McDuffie’s efforts were successful and Berkley’s city council adopted a zoning ordinance on March 10, 1916 – four months before New York City adopted its zoning ordinance that had been driven by high-fashion retailers on Fifth Avenue.

The concept of zoning was so popular that in 1924, Herbert Hoover, then the Secretary of Commerce, gather a panel of experts to write a Standardized State Zoning Enabling Act that states could copy. The government printing office sold 55,000 copies and nineteen states used the standard act as a model for their own zoning laws.

Today we are stuck with the legacy of the numerous unintended consequences of the Progressive Movement’s enthusiasm for government planning. Complex overlapping land use and environmental restrictions restrict owners’ rights to use their property, despite changing economic, ecological, and demographic conditions.

Today’s property owners see their current zoning as a property right, which they paid for in the acquisition of that property. Single family homeowners often want to retain the features of their neighborhoods – quiet streets that are safe for bike riding, etc.. Industrial enterprises don’t want zoning changes to force them to move to new locations. When we change zoning laws, we create winners and losers. Thus, creating an incentive for corruption and bribery as well as a fountain of campaign contributions to politicians in a position to make such decisions. This raises the question – how do we unscramble the egg?

For example, one widely touted provision of Raised Bill 1024, during last year’s legislative session was for the state to override local ordinances and permit as-of-right multifamily development on 50% of lots within one-half mile of a train station. Obviously, there could be great benefit to transit-oriented development (if, of course, people ever decide to resume commuting to the office). But as one First Selectman put it – How am I supposed to decide which 50% of the lots get these valuable development rights and which do not? I can’t be put in the position to pick winners and losers from among our residents.

One creative solution to the problem might be to conduct a Dutch auction for development rights among the properties affected by a proposed change. Each could bid an amount (expressed as a percentage of their assessed valuation) that they would be willing to pay to be granted the new development rights. The aggregate proceeds of the auction could be distributed to the property owners not receiving new development rights, either because they did not bid or did not submit a winning bid (again, proportionate to their assessed valuations). This way the winners of the value created by the zoning change would pay monetary compensation to the losers, who would bear the brunt of the costs of the changes.
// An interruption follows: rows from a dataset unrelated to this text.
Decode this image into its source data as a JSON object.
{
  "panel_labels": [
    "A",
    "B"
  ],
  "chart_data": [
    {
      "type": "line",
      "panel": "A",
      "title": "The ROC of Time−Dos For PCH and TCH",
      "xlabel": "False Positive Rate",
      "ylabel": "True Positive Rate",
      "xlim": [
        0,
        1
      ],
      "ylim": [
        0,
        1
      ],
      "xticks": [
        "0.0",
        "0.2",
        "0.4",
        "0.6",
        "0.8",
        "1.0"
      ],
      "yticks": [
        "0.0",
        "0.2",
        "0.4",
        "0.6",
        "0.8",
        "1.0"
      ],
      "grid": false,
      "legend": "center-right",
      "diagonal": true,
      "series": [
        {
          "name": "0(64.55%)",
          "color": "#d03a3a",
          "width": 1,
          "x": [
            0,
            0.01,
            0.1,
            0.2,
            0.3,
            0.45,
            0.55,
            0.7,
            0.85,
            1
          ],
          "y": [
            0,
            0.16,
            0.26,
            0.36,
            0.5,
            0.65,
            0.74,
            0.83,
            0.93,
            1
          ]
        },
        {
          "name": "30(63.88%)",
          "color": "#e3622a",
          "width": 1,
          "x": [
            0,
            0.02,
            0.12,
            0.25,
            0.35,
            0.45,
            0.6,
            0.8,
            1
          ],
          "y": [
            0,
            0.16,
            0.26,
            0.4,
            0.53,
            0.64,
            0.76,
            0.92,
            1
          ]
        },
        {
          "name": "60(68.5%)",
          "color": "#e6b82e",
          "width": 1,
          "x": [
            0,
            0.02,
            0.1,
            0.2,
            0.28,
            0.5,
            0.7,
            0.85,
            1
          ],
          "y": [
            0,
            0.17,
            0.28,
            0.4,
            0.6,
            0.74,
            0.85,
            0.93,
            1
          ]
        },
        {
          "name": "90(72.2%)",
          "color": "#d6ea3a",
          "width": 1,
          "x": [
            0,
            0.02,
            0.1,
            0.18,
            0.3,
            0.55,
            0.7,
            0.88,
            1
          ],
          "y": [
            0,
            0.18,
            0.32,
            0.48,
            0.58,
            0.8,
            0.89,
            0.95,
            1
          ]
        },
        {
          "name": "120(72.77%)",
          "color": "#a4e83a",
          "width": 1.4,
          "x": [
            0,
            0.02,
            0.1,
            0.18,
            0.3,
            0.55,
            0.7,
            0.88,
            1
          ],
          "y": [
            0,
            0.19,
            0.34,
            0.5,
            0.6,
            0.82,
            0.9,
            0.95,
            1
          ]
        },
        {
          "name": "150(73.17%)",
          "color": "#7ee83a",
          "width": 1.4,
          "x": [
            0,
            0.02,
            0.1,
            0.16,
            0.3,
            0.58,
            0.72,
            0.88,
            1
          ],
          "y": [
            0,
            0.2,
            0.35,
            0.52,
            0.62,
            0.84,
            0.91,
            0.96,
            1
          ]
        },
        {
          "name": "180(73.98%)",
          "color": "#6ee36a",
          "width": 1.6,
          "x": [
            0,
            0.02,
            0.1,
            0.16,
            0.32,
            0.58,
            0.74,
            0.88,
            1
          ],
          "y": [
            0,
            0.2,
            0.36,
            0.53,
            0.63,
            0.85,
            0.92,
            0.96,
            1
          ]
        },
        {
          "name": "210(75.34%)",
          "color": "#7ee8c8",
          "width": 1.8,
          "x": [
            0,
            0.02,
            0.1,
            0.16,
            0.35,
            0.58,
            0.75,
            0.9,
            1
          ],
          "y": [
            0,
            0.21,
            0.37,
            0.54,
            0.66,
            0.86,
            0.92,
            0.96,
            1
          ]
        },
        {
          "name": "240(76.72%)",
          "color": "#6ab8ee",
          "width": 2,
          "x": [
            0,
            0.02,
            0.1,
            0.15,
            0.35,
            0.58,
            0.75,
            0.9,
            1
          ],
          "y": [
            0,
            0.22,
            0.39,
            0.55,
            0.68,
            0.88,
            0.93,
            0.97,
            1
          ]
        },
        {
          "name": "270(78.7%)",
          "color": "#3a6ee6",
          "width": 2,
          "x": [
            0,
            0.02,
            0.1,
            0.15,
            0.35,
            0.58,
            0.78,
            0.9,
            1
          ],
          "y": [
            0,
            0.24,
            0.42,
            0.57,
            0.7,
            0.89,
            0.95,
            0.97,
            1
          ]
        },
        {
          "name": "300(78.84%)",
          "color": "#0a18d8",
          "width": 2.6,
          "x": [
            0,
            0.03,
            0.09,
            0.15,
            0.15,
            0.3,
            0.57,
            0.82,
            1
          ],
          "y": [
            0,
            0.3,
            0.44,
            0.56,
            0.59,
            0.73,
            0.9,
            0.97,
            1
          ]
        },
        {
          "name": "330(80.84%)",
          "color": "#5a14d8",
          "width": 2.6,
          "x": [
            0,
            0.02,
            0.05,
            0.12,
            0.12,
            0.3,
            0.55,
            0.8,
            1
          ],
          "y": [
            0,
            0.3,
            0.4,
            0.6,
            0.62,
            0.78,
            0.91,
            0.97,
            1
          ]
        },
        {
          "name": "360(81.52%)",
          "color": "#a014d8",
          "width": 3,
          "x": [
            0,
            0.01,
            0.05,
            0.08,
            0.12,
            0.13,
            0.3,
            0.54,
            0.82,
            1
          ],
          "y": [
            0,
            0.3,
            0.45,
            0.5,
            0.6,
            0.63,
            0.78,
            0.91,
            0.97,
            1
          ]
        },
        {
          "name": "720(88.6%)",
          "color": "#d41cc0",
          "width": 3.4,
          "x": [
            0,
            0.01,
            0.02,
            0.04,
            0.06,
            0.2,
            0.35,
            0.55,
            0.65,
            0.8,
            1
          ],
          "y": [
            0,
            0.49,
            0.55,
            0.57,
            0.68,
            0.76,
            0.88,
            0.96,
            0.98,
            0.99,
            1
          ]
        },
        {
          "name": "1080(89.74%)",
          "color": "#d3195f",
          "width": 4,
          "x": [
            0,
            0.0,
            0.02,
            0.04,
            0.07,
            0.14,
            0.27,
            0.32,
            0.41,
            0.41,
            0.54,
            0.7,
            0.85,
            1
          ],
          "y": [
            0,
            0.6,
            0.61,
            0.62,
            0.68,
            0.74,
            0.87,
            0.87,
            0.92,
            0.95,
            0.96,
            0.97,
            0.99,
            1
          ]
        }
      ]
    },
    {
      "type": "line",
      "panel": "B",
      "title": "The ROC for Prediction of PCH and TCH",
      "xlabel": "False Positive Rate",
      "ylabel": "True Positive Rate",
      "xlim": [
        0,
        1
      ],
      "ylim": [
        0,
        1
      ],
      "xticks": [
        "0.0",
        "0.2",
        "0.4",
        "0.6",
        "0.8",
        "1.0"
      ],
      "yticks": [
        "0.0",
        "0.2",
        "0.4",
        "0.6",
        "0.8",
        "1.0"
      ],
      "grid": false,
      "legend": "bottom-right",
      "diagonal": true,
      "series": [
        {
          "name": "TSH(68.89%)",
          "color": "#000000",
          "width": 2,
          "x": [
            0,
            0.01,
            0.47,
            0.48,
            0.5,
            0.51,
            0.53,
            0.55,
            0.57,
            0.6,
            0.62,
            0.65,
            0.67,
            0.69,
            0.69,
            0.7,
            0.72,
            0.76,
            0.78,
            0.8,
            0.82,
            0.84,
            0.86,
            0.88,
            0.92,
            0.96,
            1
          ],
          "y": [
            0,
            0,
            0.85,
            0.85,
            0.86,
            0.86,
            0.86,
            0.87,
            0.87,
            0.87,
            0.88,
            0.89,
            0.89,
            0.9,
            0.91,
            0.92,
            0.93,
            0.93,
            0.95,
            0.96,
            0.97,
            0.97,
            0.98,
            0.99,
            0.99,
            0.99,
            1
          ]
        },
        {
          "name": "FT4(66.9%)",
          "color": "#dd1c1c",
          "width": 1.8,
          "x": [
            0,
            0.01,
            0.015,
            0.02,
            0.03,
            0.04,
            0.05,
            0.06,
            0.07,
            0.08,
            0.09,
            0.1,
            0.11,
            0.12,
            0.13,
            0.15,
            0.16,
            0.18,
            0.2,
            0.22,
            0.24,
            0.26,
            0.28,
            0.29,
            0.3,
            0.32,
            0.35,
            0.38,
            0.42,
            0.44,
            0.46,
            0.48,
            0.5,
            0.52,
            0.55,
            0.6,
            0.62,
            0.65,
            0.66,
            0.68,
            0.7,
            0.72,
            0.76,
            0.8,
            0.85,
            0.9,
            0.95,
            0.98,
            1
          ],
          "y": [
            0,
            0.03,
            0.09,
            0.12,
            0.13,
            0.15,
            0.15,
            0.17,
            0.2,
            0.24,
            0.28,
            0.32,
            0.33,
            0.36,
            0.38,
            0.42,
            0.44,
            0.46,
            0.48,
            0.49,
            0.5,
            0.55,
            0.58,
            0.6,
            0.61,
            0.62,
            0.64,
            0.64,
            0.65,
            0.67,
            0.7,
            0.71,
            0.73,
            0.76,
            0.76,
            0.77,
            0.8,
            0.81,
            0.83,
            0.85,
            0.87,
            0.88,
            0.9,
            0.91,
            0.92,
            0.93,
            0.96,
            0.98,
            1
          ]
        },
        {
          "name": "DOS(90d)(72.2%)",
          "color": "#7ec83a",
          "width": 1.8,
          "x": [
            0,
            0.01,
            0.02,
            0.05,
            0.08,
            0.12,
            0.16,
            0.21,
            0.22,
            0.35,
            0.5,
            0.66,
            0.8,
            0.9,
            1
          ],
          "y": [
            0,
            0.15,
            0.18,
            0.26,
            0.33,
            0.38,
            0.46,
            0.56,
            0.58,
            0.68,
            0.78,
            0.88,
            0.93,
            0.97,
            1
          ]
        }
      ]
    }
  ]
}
Let’s hope that Connecticut’s citizens and legislators can learn from our past mistakes and find a better way forward than either the current mess or some of the proposed state-wide one-size-fits all solutions that fail to take local conditions into account. We need to respect existing property rights, account for the environmental externalities of development, and provide flexibility to accommodate changes in demographics, environment, and economic conditions. This balancing act will require a great deal of thought and open minds on the part of all involved.